Researchers at the University of Cambridge pinpointed low iron as a potential link to long-COVID symptoms thanks to a study they initiated shortly after the start of the pandemic. They recruited people who tested positive for the virus to provide blood samples for analysis over a year, which allowed the researchers to look for post-infection changes in the blood. The researchers looked at 214 samples and found that 45 percent of patients reported symptoms of long COVID that lasted between three and 10 months.

In analyzing the blood samples, the research team noticed that people experiencing long COVID had low iron levels, contributing to anemia and low red blood cell production, just two weeks after they were diagnosed with COVID-19. This was true for patients regardless of age, sex, or the initial severity of their infection.

According to one of the study co-authors, the removal of iron from the bloodstream is a natural process and defense mechanism of the body.

But it can jeopardize a person’s recovery.

When the body has an infection, it responds by removing iron from the bloodstream. This protects us from potentially lethal bacteria that capture the iron in the bloodstream and grow rapidly. It’s an evolutionary response that redistributes iron in the body, and the blood plasma becomes an iron desert,” University of Oxford professor Hal Drakesmith said in a press release. “However, if this goes on for a long time, there is less iron for red blood cells, so oxygen is transported less efficiently affecting metabolism and energy production, and for white blood cells, which need iron to work properly. The protective mechanism ends up becoming a problem.”

The research team believes that consistently low iron levels could explain why individuals with long COVID continue to experience fatigue and difficulty exercising. As such, the researchers suggested iron supplementation to help regulate and prevent the often debilitating symptoms associated with long COVID.

It isn’t necessarily the case that individuals don’t have enough iron in their body, it’s just that it’s trapped in the wrong place,” Aimee Hanson, a postdoctoral researcher at the University of Cambridge who worked on the study, said in the press release. “What we need is a way to remobilize the iron and pull it back into the bloodstream, where it becomes more useful to the red blood cells.”
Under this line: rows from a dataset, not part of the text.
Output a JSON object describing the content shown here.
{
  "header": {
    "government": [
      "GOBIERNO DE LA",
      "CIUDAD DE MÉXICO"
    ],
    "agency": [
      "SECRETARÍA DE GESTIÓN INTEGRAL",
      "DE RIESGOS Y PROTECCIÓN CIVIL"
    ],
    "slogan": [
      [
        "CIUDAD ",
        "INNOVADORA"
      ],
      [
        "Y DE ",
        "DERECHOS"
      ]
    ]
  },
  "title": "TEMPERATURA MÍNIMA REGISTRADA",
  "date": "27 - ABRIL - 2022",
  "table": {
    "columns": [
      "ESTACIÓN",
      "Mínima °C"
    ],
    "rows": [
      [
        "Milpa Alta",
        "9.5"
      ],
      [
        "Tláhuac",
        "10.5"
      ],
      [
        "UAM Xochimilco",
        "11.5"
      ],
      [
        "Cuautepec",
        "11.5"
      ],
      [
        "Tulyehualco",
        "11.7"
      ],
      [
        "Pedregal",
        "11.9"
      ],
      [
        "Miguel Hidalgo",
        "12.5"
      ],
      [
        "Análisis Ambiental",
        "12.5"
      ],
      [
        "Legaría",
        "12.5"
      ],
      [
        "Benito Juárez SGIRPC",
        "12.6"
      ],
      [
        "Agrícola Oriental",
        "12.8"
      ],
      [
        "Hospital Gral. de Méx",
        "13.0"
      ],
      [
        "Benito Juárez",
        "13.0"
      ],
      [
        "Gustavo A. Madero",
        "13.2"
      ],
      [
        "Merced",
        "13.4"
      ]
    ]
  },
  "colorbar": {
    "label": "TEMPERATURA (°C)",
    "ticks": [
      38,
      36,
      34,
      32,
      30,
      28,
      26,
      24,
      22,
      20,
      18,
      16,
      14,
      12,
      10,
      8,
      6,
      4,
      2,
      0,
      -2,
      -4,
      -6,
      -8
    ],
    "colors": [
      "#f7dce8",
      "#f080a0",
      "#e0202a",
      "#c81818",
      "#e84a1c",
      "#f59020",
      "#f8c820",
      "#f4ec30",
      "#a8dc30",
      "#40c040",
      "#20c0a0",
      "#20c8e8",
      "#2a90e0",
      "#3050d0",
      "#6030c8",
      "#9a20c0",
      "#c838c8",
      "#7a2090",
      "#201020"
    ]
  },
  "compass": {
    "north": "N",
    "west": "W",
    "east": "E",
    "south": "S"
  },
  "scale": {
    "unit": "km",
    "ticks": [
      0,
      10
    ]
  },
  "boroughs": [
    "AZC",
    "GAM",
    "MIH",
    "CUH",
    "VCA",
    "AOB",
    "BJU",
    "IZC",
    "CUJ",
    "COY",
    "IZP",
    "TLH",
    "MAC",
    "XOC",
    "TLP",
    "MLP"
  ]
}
The research team pointed out that iron supplementation isn’t always straightforward. Achieving the right level of iron varies from person to person. Too much iron can cause stomach issues, ranging from constipation, nausea, and abdominal pain to gastritis and gastric lesions.

1 in 5 Still Affected by Long COVID

COVID-19 has affected nearly 40 percent of Americans, with one in five of those still suffering from symptoms of long COVID, according to the U.S. Centers for Disease Control and Prevention (CDC). Long COVID is marked by health issues that continue at least four weeks after an individual was initially diagnosed with COVID-19. Symptoms can last for days, weeks, months, or years and may include fatigue, cough or chest pain, headache, brain fog, depression or anxiety, digestive issues, and joint or muscle pain.